Fig. 6. Addition of MUFA leads to IDH1^mut-specific cell death.

a Western blot analysis of fatty acid synthesis and regulation proteins in a panel of patient-derived cell lines. Uncropped blots are available in Source Data. Experiments were conducted in triplicates. b mRNA levels of SCD-1 are is higher in TS603 (IDH1^R132H) compared with GSC827 (IDH1^WT) as determined by RT-PCR. The data have been obtained from three biologically independent samples and is plotted as mean ± SD. P = 0.036 was obtained using two-sided Student’s t-test with Welch’s correction. c Photomicrographs of TS603 neurospheres in absence and presence of oleic acid showing the cell death. Scale bar corresponds to 100 microns. At least five images were taken for each group. d–g Oleic acid treatment led to decreased viability in patient-derived cell lines BT142, TS603, and NCH1681, and it was more pronounced than in IDH^WT (GSC827). The average value of five biological replicates is shown along with the standard deviation. p values were determined via a two-way ANOVA for multiple comparisons followed by Sidak correction for alpha = 0.05. h, i EC₅₀ measurements of oleic acid. from CCK-8 assays, which show greater sensitivity of IDH1^mut cells (green, blue, and red lines) to oleic acid supplementation compared with IDH1^WT neutrospheres (gray line). The average value of four (GSC827, NCH1681) or five (BT142 and TS603) biological replicates is shown along with the standard deviation. j, k In IDH1^WT cells (GSC827), there was no change in cellular apoptosis measured 48 h after addition of oleic acid. In patient-derived IDH1^mut cells (TS603) 43% of cells underwent late apoptosis as measured by FITC Annexin V Apoptosis Detection Kit.

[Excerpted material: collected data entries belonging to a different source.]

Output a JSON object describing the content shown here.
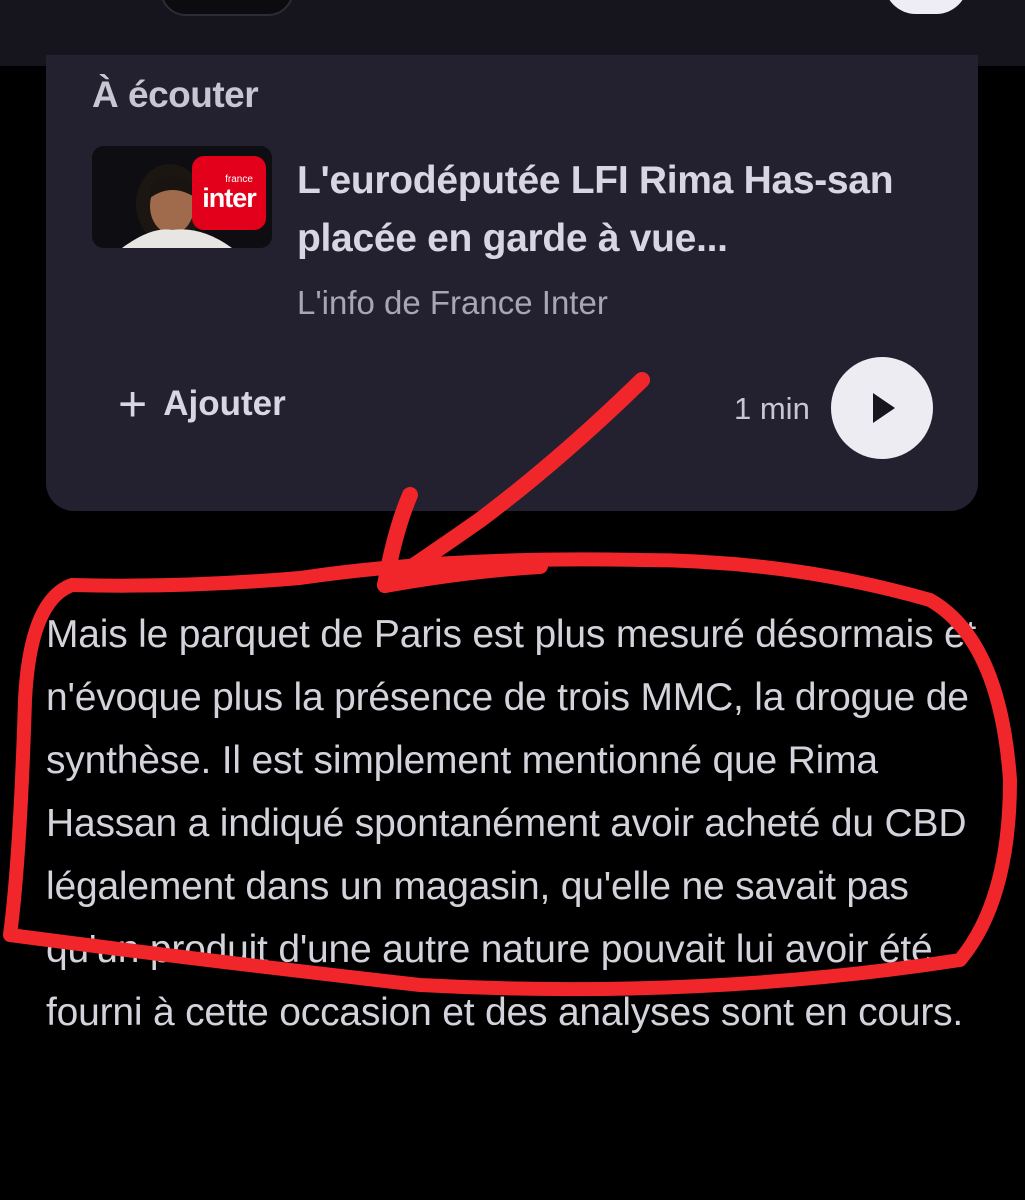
{
  "card": {
    "section_title": "À écouter",
    "episode_title": "L'eurodéputée LFI Rima Has-san placée en garde à vue...",
    "source": "L'info de France Inter",
    "logo_small": "france",
    "logo_big": "inter",
    "add_label": "Ajouter",
    "add_icon": "plus-icon",
    "duration": "1 min",
    "play_icon": "play-icon"
  },
  "article": {
    "paragraph": "Mais le parquet de Paris est plus mesuré désormais et n'évoque plus la présence de trois MMC, la drogue de synthèse. Il est simplement mentionné que Rima Hassan a indiqué spontanément avoir acheté du CBD légalement dans un magasin, qu'elle ne savait pas qu'un produit d'une autre nature pouvait lui avoir été fourni à cette occasion et des analyses sont en cours."
  },
  "annotation": {
    "color": "#f0262b"
  }
}
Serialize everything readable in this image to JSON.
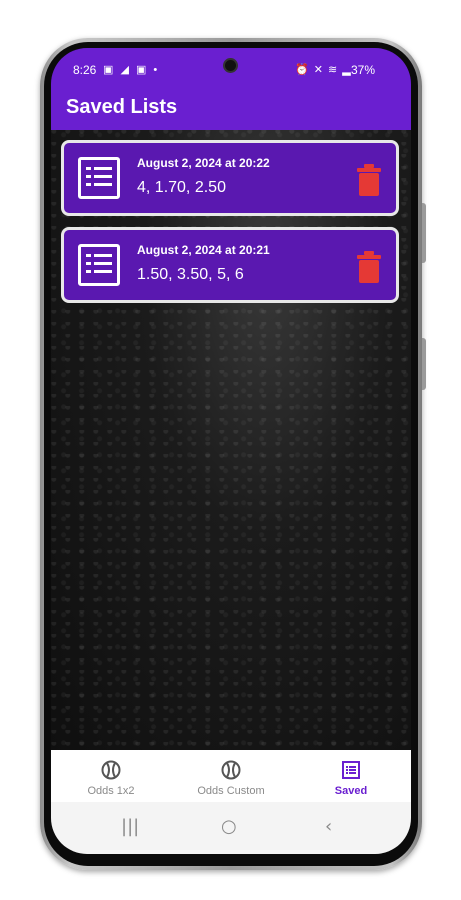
{
  "status_bar": {
    "time": "8:26",
    "left_icons": "▣ ◢ ▣ •",
    "right_icons": "⏰ ✕ ≋ ▂",
    "battery": "37%"
  },
  "app_bar": {
    "title": "Saved Lists"
  },
  "saved_lists": [
    {
      "date": "August 2, 2024 at 20:22",
      "values": "4, 1.70, 2.50"
    },
    {
      "date": "August 2, 2024 at 20:21",
      "values": "1.50, 3.50, 5, 6"
    }
  ],
  "bottom_nav": {
    "items": [
      {
        "label": "Odds 1x2",
        "icon": "soccer-ball-icon",
        "active": false
      },
      {
        "label": "Odds Custom",
        "icon": "soccer-ball-icon",
        "active": false
      },
      {
        "label": "Saved",
        "icon": "list-icon",
        "active": true
      }
    ]
  },
  "system_nav": {
    "recent": "|||",
    "home": "○",
    "back": "‹"
  },
  "colors": {
    "accent": "#6a1fd0",
    "card": "#5a18b0",
    "delete": "#e53935"
  }
}
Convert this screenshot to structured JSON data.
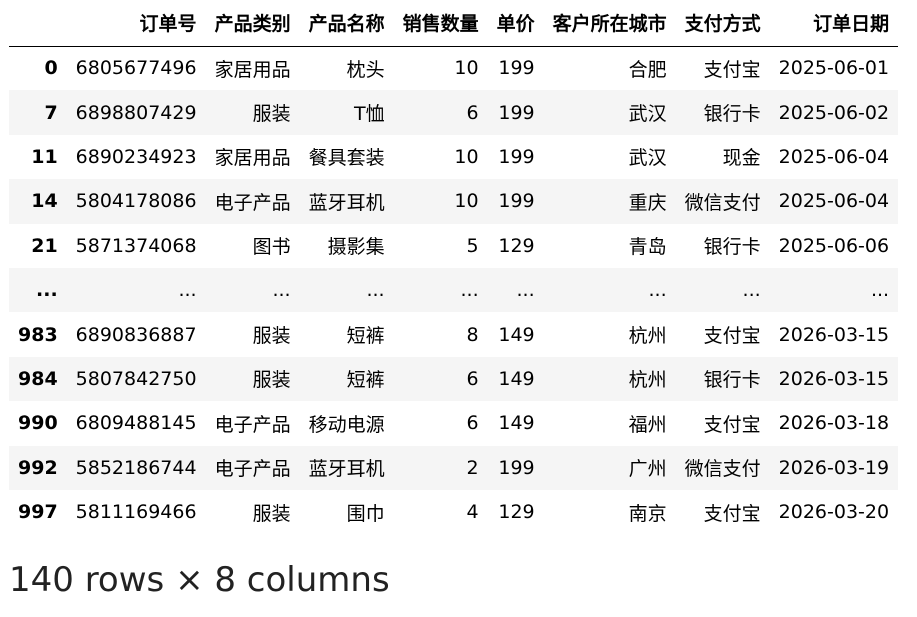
{
  "table": {
    "columns": [
      "",
      "订单号",
      "产品类别",
      "产品名称",
      "销售数量",
      "单价",
      "客户所在城市",
      "支付方式",
      "订单日期"
    ],
    "rows": [
      [
        "0",
        "6805677496",
        "家居用品",
        "枕头",
        "10",
        "199",
        "合肥",
        "支付宝",
        "2025-06-01"
      ],
      [
        "7",
        "6898807429",
        "服装",
        "T恤",
        "6",
        "199",
        "武汉",
        "银行卡",
        "2025-06-02"
      ],
      [
        "11",
        "6890234923",
        "家居用品",
        "餐具套装",
        "10",
        "199",
        "武汉",
        "现金",
        "2025-06-04"
      ],
      [
        "14",
        "5804178086",
        "电子产品",
        "蓝牙耳机",
        "10",
        "199",
        "重庆",
        "微信支付",
        "2025-06-04"
      ],
      [
        "21",
        "5871374068",
        "图书",
        "摄影集",
        "5",
        "129",
        "青岛",
        "银行卡",
        "2025-06-06"
      ],
      [
        "...",
        "...",
        "...",
        "...",
        "...",
        "...",
        "...",
        "...",
        "..."
      ],
      [
        "983",
        "6890836887",
        "服装",
        "短裤",
        "8",
        "149",
        "杭州",
        "支付宝",
        "2026-03-15"
      ],
      [
        "984",
        "5807842750",
        "服装",
        "短裤",
        "6",
        "149",
        "杭州",
        "银行卡",
        "2026-03-15"
      ],
      [
        "990",
        "6809488145",
        "电子产品",
        "移动电源",
        "6",
        "149",
        "福州",
        "支付宝",
        "2026-03-18"
      ],
      [
        "992",
        "5852186744",
        "电子产品",
        "蓝牙耳机",
        "2",
        "199",
        "广州",
        "微信支付",
        "2026-03-19"
      ],
      [
        "997",
        "5811169466",
        "服装",
        "围巾",
        "4",
        "129",
        "南京",
        "支付宝",
        "2026-03-20"
      ]
    ]
  },
  "shape_text": "140 rows × 8 columns"
}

Fig. 7. Proposed model for IDH1^mut-induced phospholipid imbalance and cellular function.

IDH1^WT cells display homeostatic levels of phospholipids and basal expression of hSCD enzymes. IDH1^mut cells induce high levels of hSCD enzymes, which alter the phospholipid balance and the morphology of ER and Golgi. Shown with red arrows is a potential way to exploit this alteration, by addition of oleic acid a prevalent MUFA, which leads to apoptosis. Dashed rectangle signifies the fact that hSCD enzymes are localized within the ER membrane.